Forwarding limits in WhatsApp; safety notices in Messenger; reshare friction for dated or sensitive content on Facebook
Many topics rightly invite robust public discourse and debate online. Informative overlays and labels help reduce risks associated with misinformation or potentially sensitive (e.g. graphic) content through annotative UI. In even more nuanced conversations, it can be hard to disentangle facts from opinions, or know when important context is missing. So, we’re also working to understand how we can better highlight reliable information to make comments on Facebook and Instagram posts more helpful and informative for people.
Informative overlays, labels, and highlighted comments on Instagram and Facebook
By helping people understand that there are rules and norms for expression and interaction with others, our platforms can foster more positive community experiences. These can be organic and user-driven. For example, on Instagram, pinnable comments allow account owners to set a more constructive or uplifting tone for larger threads. Proactive nudges — reminders that appear in the user interface, e.g. when someone composes a comment — are a slightly more assertive direction. These encourage people to pause and consider the appropriateness or accuracy of comments before they hit send or post. On Facebook Groups, we’ve been beta testing norm-setting experiences such as new member greetings that include house rules, and community awards that focus on uplifting, positive contributions.
Positive nudges on Instagram; community norm setting in Facebook Groups
Most integrity-related decisions involve equities that have hard tradeoffs or competing interests. We must work to promote safety in our products, while also protecting voice, due process, privacy, and accountability.
It’s important to respect and find creative ways to balance these considerations. For example, from co-design (e.g. with civil society organizations) and community feedback, we’ve learned that sweeping enforcement can sometimes disproportionately impact vulnerable populations, including people who seek to raise awareness about legitimate but sensitive or even safety-related issues.
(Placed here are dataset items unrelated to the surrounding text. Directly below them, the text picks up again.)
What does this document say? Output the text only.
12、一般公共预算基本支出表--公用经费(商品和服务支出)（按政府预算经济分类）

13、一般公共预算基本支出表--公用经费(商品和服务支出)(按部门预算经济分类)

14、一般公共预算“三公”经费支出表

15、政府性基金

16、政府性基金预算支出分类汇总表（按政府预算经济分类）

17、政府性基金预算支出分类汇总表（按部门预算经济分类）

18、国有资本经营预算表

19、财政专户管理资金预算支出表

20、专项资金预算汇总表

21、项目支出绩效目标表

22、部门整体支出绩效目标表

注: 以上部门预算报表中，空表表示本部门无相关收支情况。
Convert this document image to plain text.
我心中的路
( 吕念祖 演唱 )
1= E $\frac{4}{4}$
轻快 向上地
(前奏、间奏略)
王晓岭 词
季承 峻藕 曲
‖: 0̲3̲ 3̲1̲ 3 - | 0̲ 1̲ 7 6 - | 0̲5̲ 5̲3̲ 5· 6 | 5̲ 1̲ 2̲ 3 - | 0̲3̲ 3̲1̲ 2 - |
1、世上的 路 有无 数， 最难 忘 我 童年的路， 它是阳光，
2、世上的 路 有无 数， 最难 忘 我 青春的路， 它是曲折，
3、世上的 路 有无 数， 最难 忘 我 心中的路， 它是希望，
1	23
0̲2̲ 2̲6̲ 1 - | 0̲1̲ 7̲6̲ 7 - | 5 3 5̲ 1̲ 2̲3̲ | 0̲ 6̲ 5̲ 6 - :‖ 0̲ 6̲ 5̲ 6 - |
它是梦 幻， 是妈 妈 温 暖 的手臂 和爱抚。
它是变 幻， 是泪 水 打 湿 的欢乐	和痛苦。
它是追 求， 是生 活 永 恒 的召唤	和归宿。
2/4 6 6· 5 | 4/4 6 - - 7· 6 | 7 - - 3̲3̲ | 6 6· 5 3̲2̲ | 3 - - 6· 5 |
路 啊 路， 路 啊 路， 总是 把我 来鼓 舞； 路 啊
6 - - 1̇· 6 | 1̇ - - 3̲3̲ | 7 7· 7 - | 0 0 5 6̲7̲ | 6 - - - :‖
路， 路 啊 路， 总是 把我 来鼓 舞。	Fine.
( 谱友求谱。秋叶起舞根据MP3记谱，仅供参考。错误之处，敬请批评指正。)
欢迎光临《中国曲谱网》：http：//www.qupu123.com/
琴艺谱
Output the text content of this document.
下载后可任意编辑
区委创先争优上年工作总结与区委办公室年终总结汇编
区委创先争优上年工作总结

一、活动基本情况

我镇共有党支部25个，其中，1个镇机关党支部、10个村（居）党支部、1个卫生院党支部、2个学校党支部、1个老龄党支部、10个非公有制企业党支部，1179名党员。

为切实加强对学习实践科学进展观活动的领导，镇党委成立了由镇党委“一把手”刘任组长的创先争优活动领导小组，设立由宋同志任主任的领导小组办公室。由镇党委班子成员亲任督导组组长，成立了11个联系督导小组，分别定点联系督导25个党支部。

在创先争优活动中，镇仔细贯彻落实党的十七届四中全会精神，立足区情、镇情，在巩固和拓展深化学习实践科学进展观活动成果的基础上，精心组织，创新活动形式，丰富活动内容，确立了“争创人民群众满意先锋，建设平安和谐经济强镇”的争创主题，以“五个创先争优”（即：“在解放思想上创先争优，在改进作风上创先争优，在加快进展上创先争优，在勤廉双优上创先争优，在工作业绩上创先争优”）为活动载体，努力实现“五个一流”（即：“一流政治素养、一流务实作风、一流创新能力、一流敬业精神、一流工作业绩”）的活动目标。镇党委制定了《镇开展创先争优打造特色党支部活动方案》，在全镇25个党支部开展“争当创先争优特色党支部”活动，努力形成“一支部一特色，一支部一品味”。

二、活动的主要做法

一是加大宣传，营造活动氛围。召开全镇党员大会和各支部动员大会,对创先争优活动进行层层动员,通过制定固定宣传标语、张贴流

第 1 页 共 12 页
Design has an important role to play in bringing greater equity, accuracy, proportionality, and procedural fairness to our enforcement systems. For example:
In order to help increase the precision of the type of content we demote, especially in instances where automatic detection might have lower confidence, we can leverage input from the community. Reporting is one important mechanism for this, but to get even more signal we introduced the ability to hide posts right at the top-level of News Feed. Lightweight feedback like this creates an entrypoint to surface more user controls.
Negative feedback and reporting flows on Facebook
We’ve come to understand that the experiences around our enforcement process are often just as important, if not more so, than any action we might take. People need to know what the rules and penalties are, be understood and heard as individuals, and have meaningful pathways to appeal. Experiences like Account Status strive to address these needs and empower the community at large: Beyond basic transparency and appeals, we’ve been working on more ways for people to influence policy formation and enforcement product development — e.g. via the Oversight Board, which deliberates openly, makes binding final-word decisions on content, and issues recommendations on our policies and our processes we must publicly respond to.
Account Status flows on Facebook
Working on safety and integrity issues is hard and humbling, but we truly believe design can have a big impact. We hope these patterns to prevent, reduce, and responsibly enforce on integrity risks help illustrate areas of both progress and opportunity.
This is by no means an exhaustive toolkit or taxonomy; in fact, you’ve probably noticed that many of the elements and intents mesh together across product examples. As we continue to pursue progress on the most challenging issues facing the internet and society at large, we know we must proceed with care and work together with the broader design community to chart meaningful pathways forward.